Pancakes and Poor Parenting

The 200 nautical mile sail from Mystic to Chesapeake City gave us a bit of a comeuppance.  Our departure, late in the afternoon, meant that we were just coming out into a rather rambunctious open sea just around dinner time.  We decided to spoil the kids a little to compensate for dragging them away from Mystic by cooking them pancakes for dinner. Bad idea. Macsen (usually a 4-pancake minimum man) ate two and Emma (never less that a 3-caker) couldn’t even finish her first one.  Neither of them were sick but both felt nauseous so we settled them into bed.  The next morning, in calmer seas, they both independently made the shocking statement that they no longer liked pancakes and were not interested in the leftovers carefully saved for them.  Bad association.  Seb and I spent the day brooding on what awful parents we were to expose our children to something so horrible that it would lead them to develop an aversion to pancakes! 

Fortunately it was a quick trip and we anchored in a tiny and shallow inlet next to Chesapeake City at the top of Chesapeake Bay late in the afternoon of November 2nd. To this day our children still do not like pancakes.

Tuesday, December 07, 2010

Mystic Halloween

My brother recommended that we stop in Mystic, Connecticut.  The wiggly and narrow Mystic river winds about 3 nautical miles inland before bringing you close to the town of Mystic.  At the end of the channel is an old drawbridge weighted with a huge cement block.  We decided to hole up in the Brewer’s marina outside of the bridge and take the dingy in a mile to Mystic Seaport.  

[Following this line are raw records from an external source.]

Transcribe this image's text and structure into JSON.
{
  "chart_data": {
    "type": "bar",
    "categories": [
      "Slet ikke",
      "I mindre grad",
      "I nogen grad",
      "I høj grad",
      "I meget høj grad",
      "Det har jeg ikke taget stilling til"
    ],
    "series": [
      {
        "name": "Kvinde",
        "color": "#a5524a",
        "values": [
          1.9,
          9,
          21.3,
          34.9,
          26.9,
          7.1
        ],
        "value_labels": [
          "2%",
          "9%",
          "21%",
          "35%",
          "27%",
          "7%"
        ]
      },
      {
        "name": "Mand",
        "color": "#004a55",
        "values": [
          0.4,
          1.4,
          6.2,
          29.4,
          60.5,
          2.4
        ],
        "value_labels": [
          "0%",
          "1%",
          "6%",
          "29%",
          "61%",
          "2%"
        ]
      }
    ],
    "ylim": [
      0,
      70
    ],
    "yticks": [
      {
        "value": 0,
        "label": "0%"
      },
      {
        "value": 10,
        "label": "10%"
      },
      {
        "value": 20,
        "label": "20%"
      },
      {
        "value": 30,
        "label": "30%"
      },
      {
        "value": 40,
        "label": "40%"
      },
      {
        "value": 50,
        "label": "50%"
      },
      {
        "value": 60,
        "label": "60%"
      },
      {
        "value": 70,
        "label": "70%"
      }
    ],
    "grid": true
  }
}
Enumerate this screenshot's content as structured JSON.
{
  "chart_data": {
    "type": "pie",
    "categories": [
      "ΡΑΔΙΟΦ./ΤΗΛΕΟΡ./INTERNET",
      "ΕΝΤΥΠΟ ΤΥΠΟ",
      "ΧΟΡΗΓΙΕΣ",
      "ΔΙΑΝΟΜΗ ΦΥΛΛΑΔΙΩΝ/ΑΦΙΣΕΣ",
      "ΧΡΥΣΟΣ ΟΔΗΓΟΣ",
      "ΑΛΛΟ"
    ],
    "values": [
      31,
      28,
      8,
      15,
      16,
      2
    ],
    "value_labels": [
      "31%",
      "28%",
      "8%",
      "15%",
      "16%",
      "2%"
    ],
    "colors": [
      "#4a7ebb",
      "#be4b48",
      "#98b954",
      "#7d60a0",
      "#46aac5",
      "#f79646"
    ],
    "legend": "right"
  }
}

Mystic Seaport is a living history maritime museum noted both for its collection of restored wooden boats and for the re-creation of an entire 19th century seafaring village consisting of over 60 original historic buildings. Upon arrival in the village with our dingy we started chatting with a guy named Mike who was working on the restoration of the oldest whaling boat in the world, the Charles W. Morgan.  We mentioned my brother’s name (he spent a few weeks working at the Seaport a few years  ago).  Mike remembered him and this started a whole chain reaction of friendly welcome in which the director of the shipyard invited us to bring the boat in to stay on their dock in the centre of the village, we got a tour of the inside of the whale boat, met a great guy named Jeff Gold who gave us advice and shared his memories about cruising in Central America and generally were treated wonderfully.  We moved the Pjotter into the dock in the village and settled in. Mystic Seaport has become one of our favourite spots.  

The Seaport village was also an amazing place for the monkeys.  Horse and carriage rides around the sight, a barrel maker who let them roll the barrels, an electric tugboat pond and a nautical children’s museum complete with child size boats to climb on are some of the things that had them leaping out of bed every morning clamouring to get outside.  

We ended up spending a week and leaving the day after Halloween. Halloween may have started to rival Sinterklaas and Christmas as favourite annual events with Emma and Macsen.  Halloween activities started on the Saturday, October 30th with a pumpkin carving competition featuring about 200 creatively carved pumpkins by various local talents. Wandering through the old buildings in the pitch dark looking at flickering pumpkins of every shape and sort was really pretty amazing.  The following day, on the 31st, all of the houses in the village handed out candy to trick-or-treaters.  Emma and Macsen, clad again respectively as a mermaid and a cat, joined the throngs of Mystic children grinning gleefully as their candy bags got fuller and fuller.  This loot was added to their Bristol collection and I don’t think either of them has ever seen a larger pile of candy.